Keeping notes in your smartphone? One day you might have fake memories – Innovita Research

Keeping notes in your smartphone? One day you might have fake memories

How often do you leave notes for yourself on your phone? Most people do it almost every day. It is very convenient – we write something down and our phones remind us about it whenever we set them to. But how this habit affects your memory? Scientists from the University of Waterloo say that it exposes our memories to manipulation.

Being forgetful is not cool, but tempering with your notes could actually change your memories. Image credit: Royonx via Wikimedia)

Scientists have been saying for a long time that notes do not actually help our memory. In fact, our long-term memory is not as good as it would be if we tried actually memorizing more information. You don’t use it, you lose it – that the simple reality. However, what we didn’t know was that our memories could be manipulated through our notes.

Researchers asked participants to perform a series of memory tasks. They involved using a file on a computer to store and later recall a list of words. This accurately represents how we use phones and computers to store notes. At first scientists didn’t touch those lists, but after three trials they started tempering with them.

Scientists carefully added a word to the file right before the information was retrieved. The goal was to see if participants will notice a word that wasn’t there to begin with. Not only participants did not notice that someone was tinkering with the file, they were highly confident that the fail maintained its original content. But it gets even worse.

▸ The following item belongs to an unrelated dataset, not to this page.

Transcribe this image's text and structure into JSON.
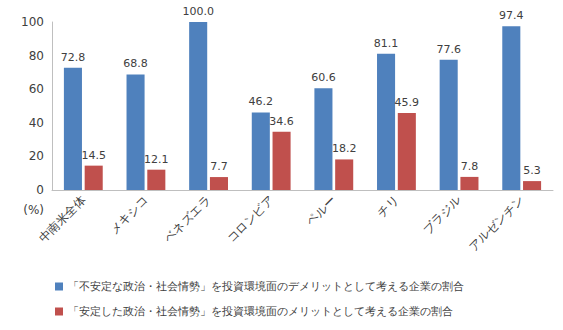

In a later test many participants reported remembering being presented with that word that was added only later. In other words, people believed that the word that was added later was actually one of the original ones. They remembered hearing the word that was actually never presented. This shows how manipulation of the notes created a fake memory and that’s a big problem.

Evan Risko, lead author of the study, said: “The opportunity to supplement our memory by offloading to more stable external stores has many benefits, but, at the same time, we need to have our eyes open to potential risks associated with this form of remembering. Understanding these risks will help us reap the most value from our distributed memory systems”.

Of course, you are not going to stop making notes for yourself. And you shouldn’t. It’s a great way to prevent yourself from forgetting something important. However, you should be concerned about the security of this data too. You know you need to protect your passwords and internet bank data, but this is also personal information not meant for other people viewing.

Also, if notes are very important, have a couple of copies in other places – one in email, one inside of the smartphone and maybe even a physical copy. That is just a couple of ways of reducing the chances of having someone manipulate with your memories.